I decided to go through the wings. I am trying to salvage the Diehl wing skins. Dan is making me a kit of ribs and some extra ply-foam for integral wing tanks. Dan calls this option "gas tank backs."
First I disassembled the wings
Next I built the outboard main spars
On to mounting the WAFs
The rib parts kit arrived the day before the 2004 Gathering. Notice Water-Level Version 2! Much EASIER to use...
Then the <<cold weather>> set in! So much for getting the bottom skins on until the middle of March. There is more fitting than I expected but I AM re-using wing skins... Dan says to ensure you get the resin off the surface of the previous bond area. He recommends sanding slightly into the glass to provide for proper penetration of the Vinyl Ester resin. Make sure you "deglaze" the spruce prior to bonding.

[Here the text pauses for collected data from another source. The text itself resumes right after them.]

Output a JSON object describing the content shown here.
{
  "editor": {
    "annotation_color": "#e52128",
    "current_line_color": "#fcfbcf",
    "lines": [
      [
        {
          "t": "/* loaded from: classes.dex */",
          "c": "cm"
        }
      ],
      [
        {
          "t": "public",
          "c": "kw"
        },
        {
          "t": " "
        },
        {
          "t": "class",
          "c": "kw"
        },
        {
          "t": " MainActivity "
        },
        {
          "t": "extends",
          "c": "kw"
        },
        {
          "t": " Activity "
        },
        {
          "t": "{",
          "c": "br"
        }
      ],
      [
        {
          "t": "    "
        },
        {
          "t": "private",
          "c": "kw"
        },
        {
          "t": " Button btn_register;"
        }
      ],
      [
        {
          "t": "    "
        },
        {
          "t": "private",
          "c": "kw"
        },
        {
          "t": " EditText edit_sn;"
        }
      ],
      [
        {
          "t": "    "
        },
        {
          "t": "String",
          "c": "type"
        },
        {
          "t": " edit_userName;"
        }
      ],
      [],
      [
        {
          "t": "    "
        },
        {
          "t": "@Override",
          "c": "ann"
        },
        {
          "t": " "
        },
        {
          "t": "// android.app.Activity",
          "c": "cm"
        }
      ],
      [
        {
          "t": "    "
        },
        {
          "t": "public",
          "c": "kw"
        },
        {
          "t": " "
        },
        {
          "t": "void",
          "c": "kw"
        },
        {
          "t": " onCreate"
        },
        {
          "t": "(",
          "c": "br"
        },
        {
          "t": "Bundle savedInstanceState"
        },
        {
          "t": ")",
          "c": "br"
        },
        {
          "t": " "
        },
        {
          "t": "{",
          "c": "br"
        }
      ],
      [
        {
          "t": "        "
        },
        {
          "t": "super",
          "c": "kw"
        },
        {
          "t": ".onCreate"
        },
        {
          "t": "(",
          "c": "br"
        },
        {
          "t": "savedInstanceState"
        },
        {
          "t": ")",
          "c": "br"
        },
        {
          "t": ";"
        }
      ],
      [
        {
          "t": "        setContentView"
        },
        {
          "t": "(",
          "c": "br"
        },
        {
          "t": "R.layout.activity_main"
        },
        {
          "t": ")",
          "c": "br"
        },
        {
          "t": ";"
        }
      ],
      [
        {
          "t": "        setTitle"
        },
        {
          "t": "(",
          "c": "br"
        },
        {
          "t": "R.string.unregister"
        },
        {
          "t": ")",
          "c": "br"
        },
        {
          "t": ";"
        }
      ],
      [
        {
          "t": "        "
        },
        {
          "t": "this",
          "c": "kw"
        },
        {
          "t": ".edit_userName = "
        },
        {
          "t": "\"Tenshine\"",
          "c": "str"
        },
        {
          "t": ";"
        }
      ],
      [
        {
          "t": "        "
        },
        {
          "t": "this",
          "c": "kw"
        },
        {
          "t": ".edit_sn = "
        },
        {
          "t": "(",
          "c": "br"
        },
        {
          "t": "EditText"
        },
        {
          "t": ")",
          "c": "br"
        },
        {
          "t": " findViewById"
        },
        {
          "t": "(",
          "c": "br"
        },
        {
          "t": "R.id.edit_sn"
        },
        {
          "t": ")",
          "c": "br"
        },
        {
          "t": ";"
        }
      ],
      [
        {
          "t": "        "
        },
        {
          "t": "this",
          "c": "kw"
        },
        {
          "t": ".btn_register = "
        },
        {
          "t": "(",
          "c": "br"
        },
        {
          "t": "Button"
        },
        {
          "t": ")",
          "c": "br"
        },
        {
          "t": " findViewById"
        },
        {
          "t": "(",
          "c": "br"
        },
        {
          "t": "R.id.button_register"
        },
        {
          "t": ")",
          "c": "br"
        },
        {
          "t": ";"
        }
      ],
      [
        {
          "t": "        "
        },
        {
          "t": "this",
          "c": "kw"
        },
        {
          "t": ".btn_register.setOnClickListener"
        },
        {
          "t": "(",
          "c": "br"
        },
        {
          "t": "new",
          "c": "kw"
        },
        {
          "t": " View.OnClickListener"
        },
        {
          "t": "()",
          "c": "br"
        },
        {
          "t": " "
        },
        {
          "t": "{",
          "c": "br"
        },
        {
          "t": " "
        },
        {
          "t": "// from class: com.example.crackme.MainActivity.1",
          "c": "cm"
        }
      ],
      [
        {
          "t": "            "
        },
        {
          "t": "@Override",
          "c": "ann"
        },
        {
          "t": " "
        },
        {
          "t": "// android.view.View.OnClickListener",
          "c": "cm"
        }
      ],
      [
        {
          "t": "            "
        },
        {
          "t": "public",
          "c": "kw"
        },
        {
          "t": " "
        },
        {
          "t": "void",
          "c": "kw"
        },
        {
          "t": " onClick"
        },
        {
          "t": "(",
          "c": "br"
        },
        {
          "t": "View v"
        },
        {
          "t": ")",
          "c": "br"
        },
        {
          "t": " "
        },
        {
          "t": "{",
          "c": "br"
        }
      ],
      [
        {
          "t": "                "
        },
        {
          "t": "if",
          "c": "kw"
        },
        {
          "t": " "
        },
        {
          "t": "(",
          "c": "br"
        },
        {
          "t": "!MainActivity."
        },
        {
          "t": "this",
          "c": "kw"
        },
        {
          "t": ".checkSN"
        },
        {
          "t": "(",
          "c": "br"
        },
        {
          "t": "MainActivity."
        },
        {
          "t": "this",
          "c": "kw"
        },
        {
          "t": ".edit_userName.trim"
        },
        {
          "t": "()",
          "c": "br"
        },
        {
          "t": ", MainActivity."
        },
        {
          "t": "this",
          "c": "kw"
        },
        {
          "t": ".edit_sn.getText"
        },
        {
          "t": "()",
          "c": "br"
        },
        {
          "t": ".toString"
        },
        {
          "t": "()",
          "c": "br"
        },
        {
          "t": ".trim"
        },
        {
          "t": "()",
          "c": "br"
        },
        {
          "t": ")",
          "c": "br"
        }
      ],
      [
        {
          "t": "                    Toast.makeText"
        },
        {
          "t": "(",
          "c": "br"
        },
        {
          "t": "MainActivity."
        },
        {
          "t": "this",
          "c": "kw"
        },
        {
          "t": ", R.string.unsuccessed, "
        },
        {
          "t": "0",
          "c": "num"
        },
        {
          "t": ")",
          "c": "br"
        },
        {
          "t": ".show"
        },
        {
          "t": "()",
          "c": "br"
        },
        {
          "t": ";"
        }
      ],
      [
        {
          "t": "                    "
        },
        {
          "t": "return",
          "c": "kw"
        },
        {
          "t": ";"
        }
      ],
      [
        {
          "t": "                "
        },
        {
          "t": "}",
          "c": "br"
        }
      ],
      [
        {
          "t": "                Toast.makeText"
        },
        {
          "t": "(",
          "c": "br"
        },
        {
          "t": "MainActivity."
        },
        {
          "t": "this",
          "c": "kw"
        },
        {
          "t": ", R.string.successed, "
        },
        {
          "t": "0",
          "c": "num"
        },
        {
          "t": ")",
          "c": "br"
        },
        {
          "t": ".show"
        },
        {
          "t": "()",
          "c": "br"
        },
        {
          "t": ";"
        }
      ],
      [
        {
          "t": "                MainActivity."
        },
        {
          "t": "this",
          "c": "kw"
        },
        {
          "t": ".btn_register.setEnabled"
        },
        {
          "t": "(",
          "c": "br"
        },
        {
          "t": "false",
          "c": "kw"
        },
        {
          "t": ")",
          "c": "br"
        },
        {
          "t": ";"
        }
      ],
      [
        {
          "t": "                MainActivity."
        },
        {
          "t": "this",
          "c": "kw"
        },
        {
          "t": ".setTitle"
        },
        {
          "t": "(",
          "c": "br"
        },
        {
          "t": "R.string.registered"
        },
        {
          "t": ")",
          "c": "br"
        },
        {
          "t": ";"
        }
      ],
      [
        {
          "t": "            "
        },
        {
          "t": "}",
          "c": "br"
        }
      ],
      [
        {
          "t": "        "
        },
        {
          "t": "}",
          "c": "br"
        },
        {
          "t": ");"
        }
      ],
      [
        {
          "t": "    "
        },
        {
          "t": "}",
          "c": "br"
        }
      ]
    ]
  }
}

I forgot to take photos of the flox-resin mix I put between the spar and the wing skin. Dan says it should be stiff enough not to run. I "painted" pure resin on both the skin and spar surfaces to ensure they were wet prior to building up the required flox mixture.
Finally, I used a heat light and some halogen lamps to warm the bond area to post cure the resin. The joints are smooth fillets with no trace of tackiness.
Finally I got some needed help from Joe Beyer to get progress moving again. Pictures show the cap strips on the upper ribs, the tie down captive nut through the spar web, Joe with the closed wings, and the KR nuzzling up to the Cardinal.
We had a recent thread on how to treat the joint between the stub and outer wing panels. Joe does detail work that permits closing the gap with electrician's vinyl tape. The other pictures show confirming sufficient down aileron travel.
Fast-forward the calendar...
Many months passed with very little progress. The wings received a lot of sanding, primer, and then a coat of white paint followed by still more sanding. Yuck.
Today, I cast the 2nd balance weight for the wings. A simple process made easier with the advent of time; mix slurry of wet sand, insert the plug and pour more sand slurry around it. Cut some holes in the paper cup and let the water drain out. After several hours, carefully slip the plug out of the sand. Melt old tire weights, flip out the steel clips, and slowly pour to fill the mold. Chuckle as the sand sputters and steam clouds the air. About 20 minutes later flip the cup upside-down and wash the sand off your finished part. Nice.
I spent 60 minutes and finally cleaned the shed. I set up the wings flat. I used hot glue and temporarily positioned the balance weights to the angle brackets. Amazing how well they fit into the recesses and approximate the required mass to balance the ailerons. Prep the root edges of the wings to receive micro to fill and glass to close out the gap edge of the wing panel.